Weezer Sticks to an Old Bag of Tricks for the ‘Black Album’
Weezer emerged in the early nineties with an idiosyncratic humor all of their own, and a sound that would become the template of countless later bands. Somewhere down the line, they seemed to fall into a rigid mode, reacting by veering into territory that was often confoundingly laughable, A little over a month ago saw the release of the “Teal Album,” a collection of covers with an impressive range that seemed to revitalize the band’s lasping sound, and infuse it with some new vitality. This, however, has proved something of a short fuse, as their latest effort, the “Black Album” does little to excite or inspire, although it will generally satisfy the devoted fan, and provides enough enjoyable moments to the relative newcomer as well.
While Weezer has a signature sound, immortalized in early hits and fan favorites like “Buddy Holly” and “Say It Ain’t So,” the band has freely dabbled in disparate musical styles over the years, mostly to critical reception that was tepid at best.
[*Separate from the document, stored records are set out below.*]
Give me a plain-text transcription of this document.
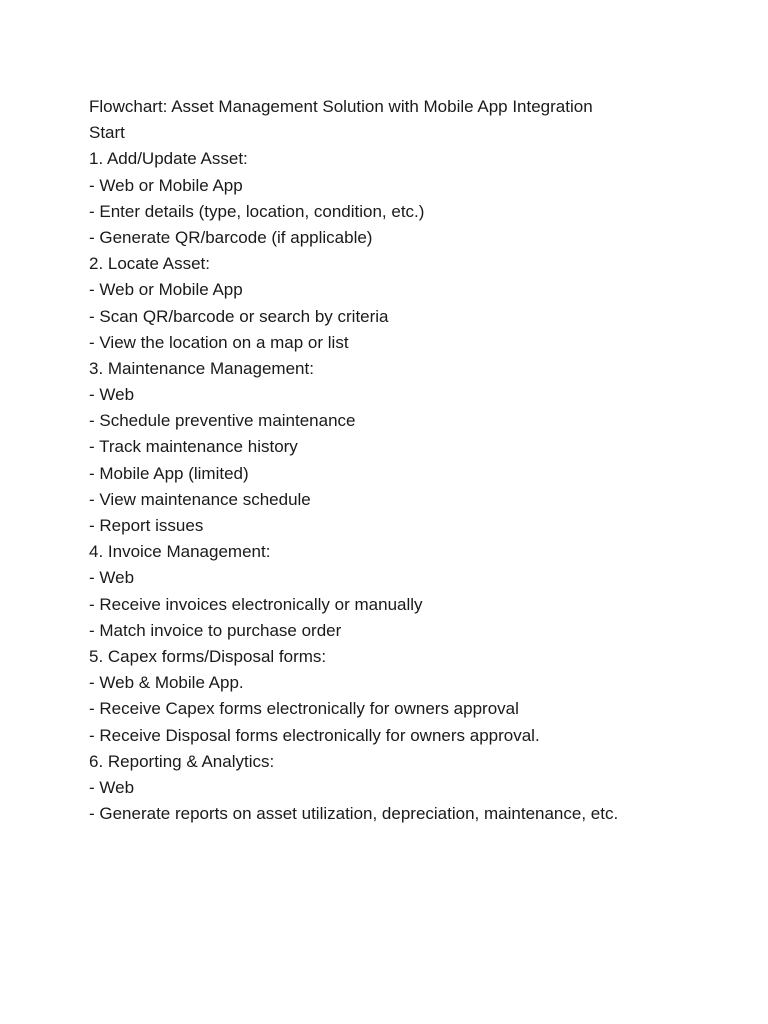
Flowchart: Asset Management Solution with Mobile App Integration
Start
1. Add/Update Asset:
- Web or Mobile App
- Enter details (type, location, condition, etc.)
- Generate QR/barcode (if applicable)
2. Locate Asset:
- Web or Mobile App
- Scan QR/barcode or search by criteria
- View the location on a map or list
3. Maintenance Management:
- Web
- Schedule preventive maintenance
- Track maintenance history
- Mobile App (limited)
- View maintenance schedule
- Report issues
4. Invoice Management:
- Web
- Receive invoices electronically or manually
- Match invoice to purchase order
5. Capex forms/Disposal forms:
- Web & Mobile App.
- Receive Capex forms electronically for owners approval
- Receive Disposal forms electronically for owners approval.
6. Reporting & Analytics:
- Web
- Generate reports on asset utilization, depreciation, maintenance, etc.
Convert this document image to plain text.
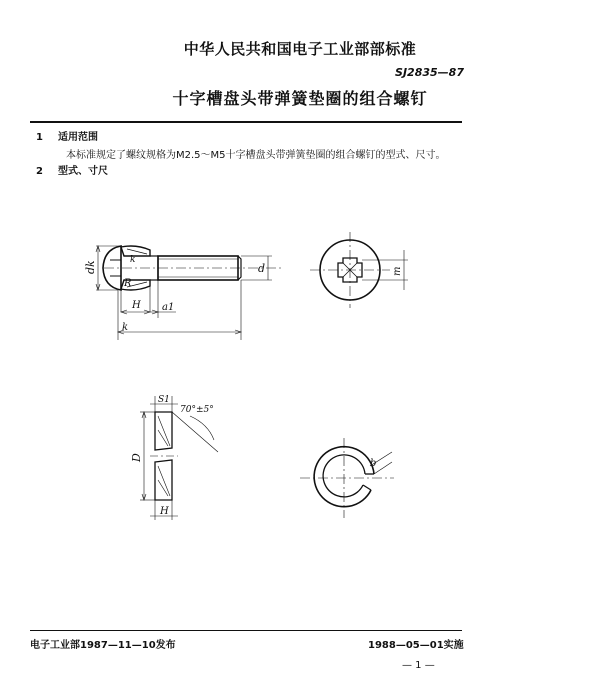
中华人民共和国电子工业部部标准
SJ2835—87
十字槽盘头带弹簧垫圈的组合螺钉
1 适用范围
本标准规定了螺纹规格为M2.5～M5十字槽盘头带弹簧垫圈的组合螺钉的型式、尺寸。
2 型式、寸尺
dk
k
R
H a1
k
d	m
S1
70°±5°
D
H
b
电子工业部1987—11—10发布	1988—05—01实施
— 1 —
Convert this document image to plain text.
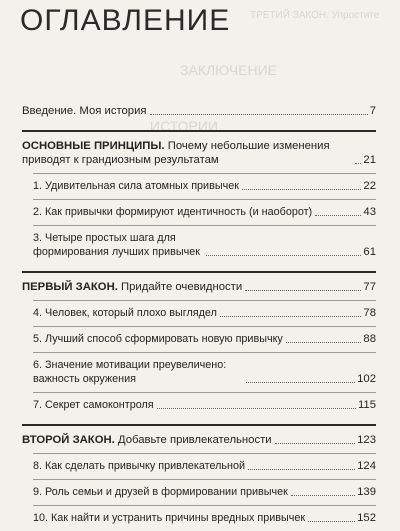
ТРЕТИЙ ЗАКОН. Упростите
ЗАКЛЮЧЕНИЕ
ИСТОРИИ
ОГЛАВЛЕНИЕ
Введение. Моя история	7
ОСНОВНЫЕ ПРИНЦИПЫ. Почему небольшие изменения приводят к грандиозным результатам	21
1. Удивительная сила атомных привычек	22
2. Как привычки формируют идентичность (и наоборот)	43
3. Четыре простых шага для формирования лучших привычек	61
ПЕРВЫЙ ЗАКОН. Придайте очевидности	77
4. Человек, который плохо выглядел	78
5. Лучший способ сформировать новую привычку	88
6. Значение мотивации преувеличено: важность окружения	102
7. Секрет самоконтроля	115
ВТОРОЙ ЗАКОН. Добавьте привлекательности	123
8. Как сделать привычку привлекательной	124
9. Роль семьи и друзей в формировании привычек	139
10. Как найти и устранить причины вредных привычек	152
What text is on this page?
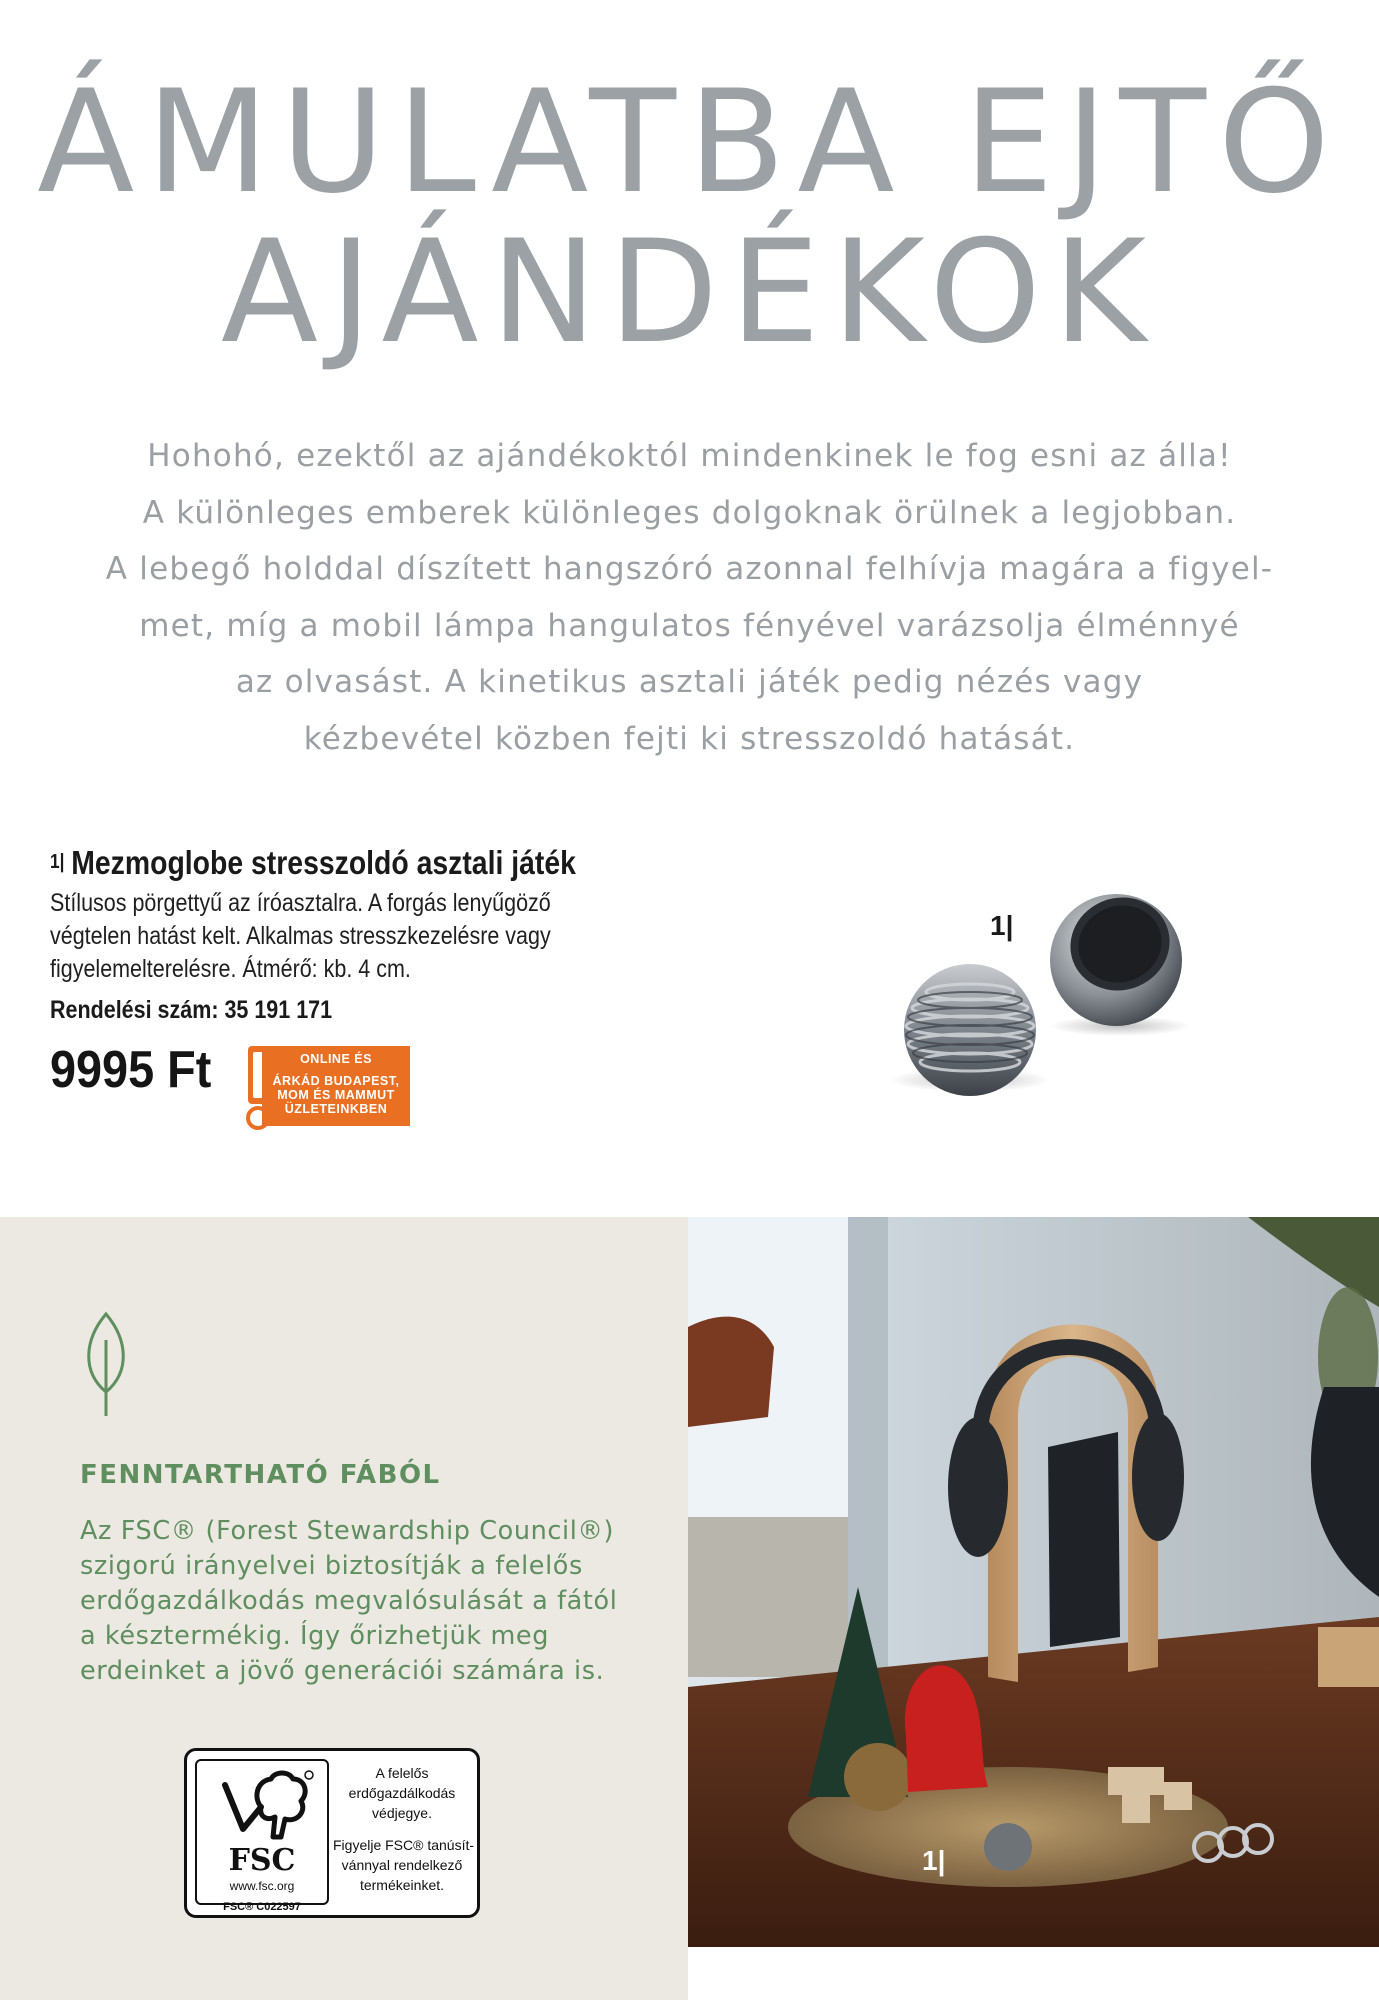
ÁMULATBA EJTŐ
AJÁNDÉKOK

Hohohó, ezektől az ajándékoktól mindenkinek le fog esni az álla!
A különleges emberek különleges dolgoknak örülnek a legjobban.
A lebegő holddal díszített hangszóró azonnal felhívja magára a figyel-
met, míg a mobil lámpa hangulatos fényével varázsolja élménnyé
az olvasást. A kinetikus asztali játék pedig nézés vagy
kézbevétel közben fejti ki stresszoldó hatását.

1| Mezmoglobe stresszoldó asztali játék
Stílusos pörgettyű az íróasztalra. A forgás lenyűgöző
végtelen hatást kelt. Alkalmas stresszkezelésre vagy
figyelemelterelésre. Átmérő: kb. 4 cm.
Rendelési szám: 35 191 171
9995 Ft	ONLINE ÉS
ÁRKÁD BUDAPEST,
MOM ÉS MAMMUT
ÜZLETEINKBEN
1|
FENNTARTHATÓ FÁBÓL
Az FSC® (Forest Stewardship Council®)
szigorú irányelvei biztosítják a felelős
erdőgazdálkodás megvalósulását a fától
a késztermékig. Így őrizhetjük meg
erdeinket a jövő generációi számára is.
FSC
www.fsc.org
FSC® C022597
A felelős
erdőgazdálkodás
védjegye.
Figyelje FSC® tanúsít-
vánnyal rendelkező
termékeinket.
1|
That has done little to discourage them, as made clear on the latest effort’s opener “Can’t Knock the Hustle.” Festive and upbeat, with gospel choir bits fashioned after the silliest strain of eighties pop, along with some understated Latin stylings, and a refrain of “Hasta Luego,” it’s a rather odd beginning, although worlds better than previous “world music” forays. The ironic appropriation of hip-hop lingo in the title follows in a long Weezer tradition, but for that very reason, seems a bit old hat at this point. Fortunately, “Zombie Bastards” salvages things with a more recognizable demonstration of the band’s zany silliness. Rivers Cuomo sings the words “Die die, you zombie bastards” to a bouncy, sing-songey, and what more could one want?
Whatever the source of Cuomo’s dissatisfaction, it finds it way into escapism upon the following track “High As a Kite,” which gleeful relates an account of parasailing. One of the least becoming moments on the “Teal Album” was the awkward cover of “Billie Jean,” and the band seems bent on dwelling on the idea, judging from the uncharacteristically disco-friendly one-two backbeat of “Living in LA.” On the other hand, it fits with the titular sentiment, although we’ve heard “Beverly Hills” before, and Cuomo sounds again to be running out of ideas. “Piece of Cake” is a delightful detour — a McCartney-esque number, albeit with Cuomo’s perennially adolescent and unmistakably American vocals giving it a feel all of its own.”I’m Just Being Honest” has the modestly power pop drive, restrained geek chic frivolity, and catchiness that has long characterized the band, making a likely highlight for old fans.
Next comes the apocryphally titled “Too Many Thoughts In My Head,” on which Cuomo references Mary Poppins, Netflix, and Deepak Chopra. His audible frustration upon the line “I had a fucking night and my brain needs a break” is rather adorable. On “The Prince Who Wanted Everything,” Weezer revert to a tired bag of tricks. The instrumental stylings are so similar to those of “Beverly Hills” that they simply sound lazy. Still, there are fleeting moments when the band lock into an infectious groove, and shine with all their trademark attributes. Latin elements return on “Byzantine,” which follows a vaguely Bossa Nova beat, and finds Cuomo hooting away with a certain innocence of delivery that again recalls McCartney, in his most family-friendly, head-wobbling days. Things take a sonically adventurous direction on closer “California Snow,” with outrageous metal arpeggio indulgence, and Cuomo alternating between speaking and howling. The piano on this number is especially prominent, giving it the most distinctly classic rock feel showcased yet.
Like much of Weezer’s catalogue, the “Black Album” is a rather patchy work. Moreover, it can often sound hackneyed and uninspired. On the other hand, it shows a group of veteran musicians — pioneers of a now ubiquitous style — who, at their finest, fall comfortably into a sound that millions have grown up on, and tap successfully into a collective consciousness that will surely make for a fair number of thoroughly satisfying moments.
“Black Album” is available March 1 on Apple Music.